Photo: Reuters
Russian President Vladimir Putin has signed into law the termination of the intergovernmental agreement with the United States regarding the disposition of surplus weapons-grade plutonium, TASS reports.
Originally established in 2000 and ratified in 2011, the treaty outlined plans for both nations to dispose of 34 tons of plutonium each -material deemed excessive for military use. The document was suspended in 2016 by a presidential decree and a federal law.
In addition to withdrawing from the main agreement, Russia has also denounced all associated protocols. These supplementary documents previously governed funding mechanisms, civil liability for potential damages, and arrangements for disposing of the plutonium through irradiation in nuclear reactors.
Previously The State Duma adopted a bill denouncing the Agreement between the Government of the United States of America and the Government of the Russian Federation Concerning the Management and Disposition of Plutonium Designated as No Longer Required for Defense Purposes and Related Cooperation and a number of protocols to this Agreement.

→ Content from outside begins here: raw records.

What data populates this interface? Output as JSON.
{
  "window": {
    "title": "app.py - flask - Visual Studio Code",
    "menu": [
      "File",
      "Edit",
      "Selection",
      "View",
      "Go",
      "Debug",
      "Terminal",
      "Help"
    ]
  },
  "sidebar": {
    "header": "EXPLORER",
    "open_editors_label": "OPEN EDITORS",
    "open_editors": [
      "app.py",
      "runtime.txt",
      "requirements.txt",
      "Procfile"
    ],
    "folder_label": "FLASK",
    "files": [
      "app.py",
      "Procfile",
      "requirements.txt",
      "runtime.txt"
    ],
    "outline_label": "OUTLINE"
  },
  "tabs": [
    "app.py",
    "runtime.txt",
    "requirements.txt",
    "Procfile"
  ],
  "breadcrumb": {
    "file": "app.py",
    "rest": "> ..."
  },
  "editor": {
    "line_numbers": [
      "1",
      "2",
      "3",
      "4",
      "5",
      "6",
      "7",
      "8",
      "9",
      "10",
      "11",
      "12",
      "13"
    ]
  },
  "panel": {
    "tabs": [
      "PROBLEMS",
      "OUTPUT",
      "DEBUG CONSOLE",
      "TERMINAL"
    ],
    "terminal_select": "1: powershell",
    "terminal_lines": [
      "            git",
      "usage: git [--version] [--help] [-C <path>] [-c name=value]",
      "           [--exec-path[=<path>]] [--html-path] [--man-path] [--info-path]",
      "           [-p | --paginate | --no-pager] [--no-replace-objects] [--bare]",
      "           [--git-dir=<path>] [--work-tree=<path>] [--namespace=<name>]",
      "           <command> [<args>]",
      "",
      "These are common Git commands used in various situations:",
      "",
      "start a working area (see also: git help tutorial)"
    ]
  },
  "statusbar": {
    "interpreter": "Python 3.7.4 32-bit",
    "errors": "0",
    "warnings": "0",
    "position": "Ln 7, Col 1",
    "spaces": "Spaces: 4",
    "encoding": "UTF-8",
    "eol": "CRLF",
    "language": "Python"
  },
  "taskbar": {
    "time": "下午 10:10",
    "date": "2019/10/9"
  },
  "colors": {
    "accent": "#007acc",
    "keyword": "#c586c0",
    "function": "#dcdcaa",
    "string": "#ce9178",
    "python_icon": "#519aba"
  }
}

The bill submitted to the State Duma sets out pre-conditions for the agreement to be resumed. These include reduction of US military infrastructure and troops in countries that joined NATO after 1 September 2000 and lifting of all US sanctions against Russia – imposed after Russia’s annexation of Ukraine's southern Crimea peninsula in 2014 – and “compensation for the damage they have caused”.
As emphasized the Deputy Minister of Foreign Affairs of the Russian Federation Sergey Ryabkov, the reasons for suspending the Agreement were “a fundamental change in circumstances: the imposition of sanctions by the United States against the Russian Federation, the adoption of a law on providing support to Ukraine that allows interference in our country's internal affairs, NATO's expansion to the East, the expansion of the US military presence in Eastern European countries, and, most importantly in relation to this Agreement, the US intention to change the plutonium disposition procedure, as it was prescribed in the Agreement, without obtaining the consent of the Russian Federation.”
Sergey Ryabkov recalled that Russia had announced conditions for resuming the Agreement. “At the current time, none of these conditions can be met, given that the situation has radically changed. And in this situation, the process of terminating cooperation with the USA under the Agreement, even from a formal point of view, is just a result of such actions,” he explained. According to the Deputy Foreign Minister, maintaining any further obligations regarding plutonium, which is the subject of the Agreement, is considered inappropriate.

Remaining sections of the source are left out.